Trafford Tanzi is excellent. Written and originally performed in 1980, I’m not surprised to see that it’s had a renaissance and been in production in America as recently as 2010.
Claire Luckham’s play is a wonderful mix of physical theatre, live music and wrestling. Yes, all the actors need to be able to sing and to wrestle.
Trafford Tanzi is set in a wrestling ring and is almost vaudevillian at times.The audience is encouraged to boo and whistle and cheer and the action of the story is told through wrestling holds and throws.
REFEREE: Ladies and gentlemen, The Trafford Tanzi Story. See Tanzi grow from nappies to netball. Watch her fall in love, discover the harsh realities of the wrestling world, invent that deadly hold the Venus Flytrap. See her use it to destroy her enemies as she climbs to the top of her profession. […] In the red corner, ladies and gentlemen: Trafford Tanzi. There she is, and she’s just toddling. She’s one year old. A baby. (TANZI falls over and goos.) In the blue corner, her opponent for Round One, her mum, a mum in a million.

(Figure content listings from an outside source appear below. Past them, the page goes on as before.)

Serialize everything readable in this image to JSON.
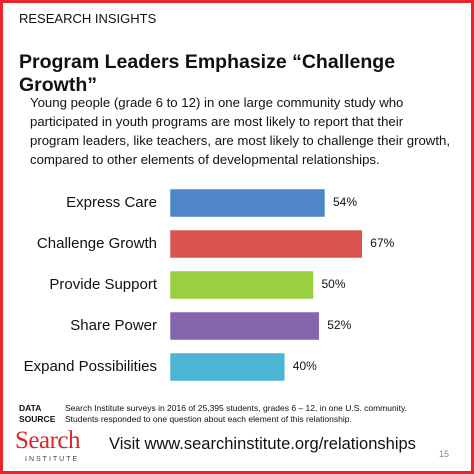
{
  "header": {
    "kicker": "RESEARCH INSIGHTS",
    "title": "Program Leaders Emphasize “Challenge Growth”",
    "description": "Young people (grade 6 to 12) in one large community study who participated in youth programs are most likely to report that their program leaders, like teachers, are most likely to challenge their growth, compared to other elements of developmental relationships."
  },
  "chart_data": {
    "type": "bar",
    "orientation": "horizontal",
    "categories": [
      "Express Care",
      "Challenge Growth",
      "Provide Support",
      "Share Power",
      "Expand Possibilities"
    ],
    "values": [
      54,
      67,
      50,
      52,
      40
    ],
    "value_labels": [
      "54%",
      "67%",
      "50%",
      "52%",
      "40%"
    ],
    "colors": [
      "#4f86c9",
      "#d9534f",
      "#9ccf3f",
      "#8366ad",
      "#4bb5d3"
    ]
  },
  "source": {
    "label_1": "DATA",
    "label_2": "SOURCE",
    "line_1": "Search Institute surveys in 2016 of 25,395 students, grades 6 – 12, in one U.S. community.",
    "line_2": "Students responded to one question about each element of this relationship."
  },
  "footer": {
    "logo_main": "Search",
    "logo_sub": "INSTITUTE",
    "link": "Visit www.searchinstitute.org/relationships",
    "page": "15"
  }
}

Tanzi’s mum calls her daughter over and then pushes her over and sings a song about how disappointing it was to have a girl, while ‘head maring’, ‘posting’ and ‘punching’ her daughter.
The play has a wonderfully surreal quality as it plays with stereotypes, juxtaposes parental and schoolyard taunts with the world of professional wrestling and turns verbal slights into physical abuse. When Tanzi’s husband puts her down, it’s literal as well as figurative. When her Dad browbeats her, her head really does get slammed into the floor.
DAD: (Applying pressure to various ‘leg locks’) Get yourself a decent feller. One that’ll want to marry you, not fiddle about with you up them back alleys. Come on. It’s all your Mum and Dad ever wanted.
TANZI: But it would be the same as up them alleys except I’d be married. (She tries to raise her head through this next but Dad keeps slamming it back.) I don’t want to get married. (Slam.) I want me independence. (Slam.) I want a career. (Slam.) I want to be somebody! (Slam.)
DAD: Somebody! A slut, the way you’re going on. A wife is somebody, isn’t she? Are you saying your mother isn’t somebody?
The play is a strongly feminist piece about a woman finding her own strength and courage but I also liked the way it played with the highly theatrical and staged world of professional wrestling. Trafford Tanzi resonates and amuses on lots of levels.